Volume 15 Supplement 1
Using structured reporting templates in staging pancreatic malignancies
© Francis et al. 2015
Published: 2 October 2015
Our clinical colleagues prefer structured or template reporting over conventional reports. The most commonly used type of conventional or free style reporting, tends to either “bury” the pertinent information needed for patient management in lengthy reports including unimportant incidental findings or fail to mention critical aspects of the findings that are crucial to the treatment and management of the current clinical problem. Structured or template reports on the other hand offer, the opportunity through the use of specific entry fields, to organize relevant information in an easily readable format and ensure completeness of the required information that is essential for patient management. For these reports to be practically helpful to the referring and treating physicians, they should be 1) concise, 2) use standardized terms and 3) easy to understand.
Several radiology societies and societies and organizations in other medical disciplines have started to provide examples of such templates to their members for use in clinical practice for ex. on their websites etc. (Radiological Society of North America, Society of Abdominal Radiology etc.). Usually the structured templates use standardized terms and avoid the use of ambiguous, vague and imprecise wording.
To take these reporting templates to the next level of being useful to the intended customer i.e. the referring medical specialist, it is essential that these reporting templates be developed in conjunction with physicians from the various disciplines that are involved in the care and management of the appropriate patient populations. This will ensure the use of mutually agreed upon terminology between the radiologist and the referring clinicians, eliminating any potential source of confusion.

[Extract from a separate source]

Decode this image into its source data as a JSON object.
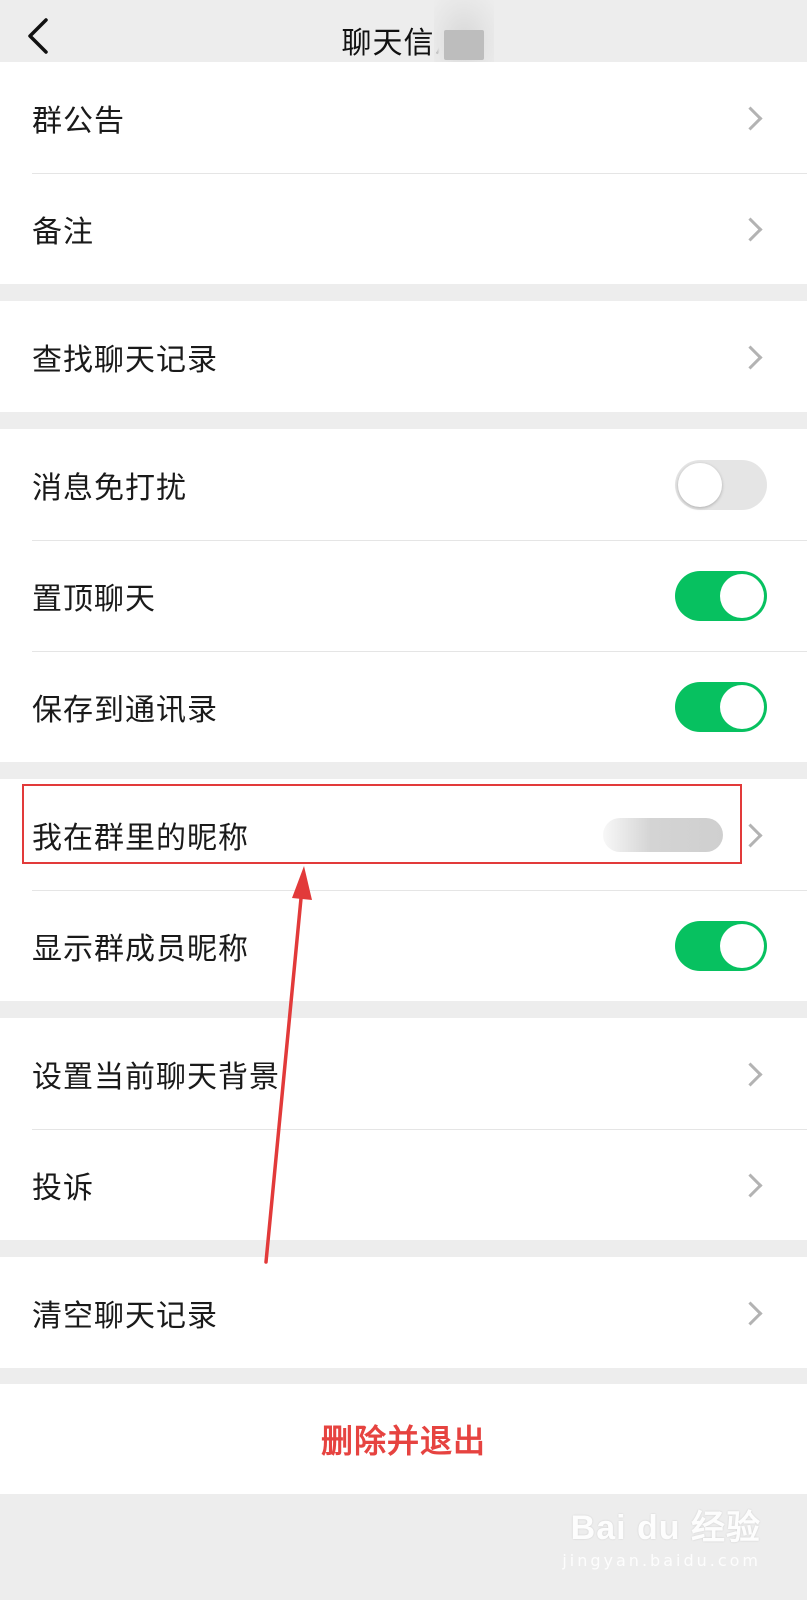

For these reasons, we decided to formulate a working template for pancreatic adenocarcinoma, through a national effort. Working with the Society of Abdominal Radiology and the American Pancreatic Association, we put forth a consensus statement in 2014 which has been published simultaneously in two major journals: the American Journal of Gastroenterology and Radiology.
This workshop will illustrate the working template that we and others have developed with and are utilizing in patients with pancreatic adenocarcinoma using examples. We and others will be starting to work on developing a similar working reporting template with SAR as well gastroenterologists and surgeons for cystic pancreatic lesions later this year. Templates developed at other institutions will be shown and illustrated with examples.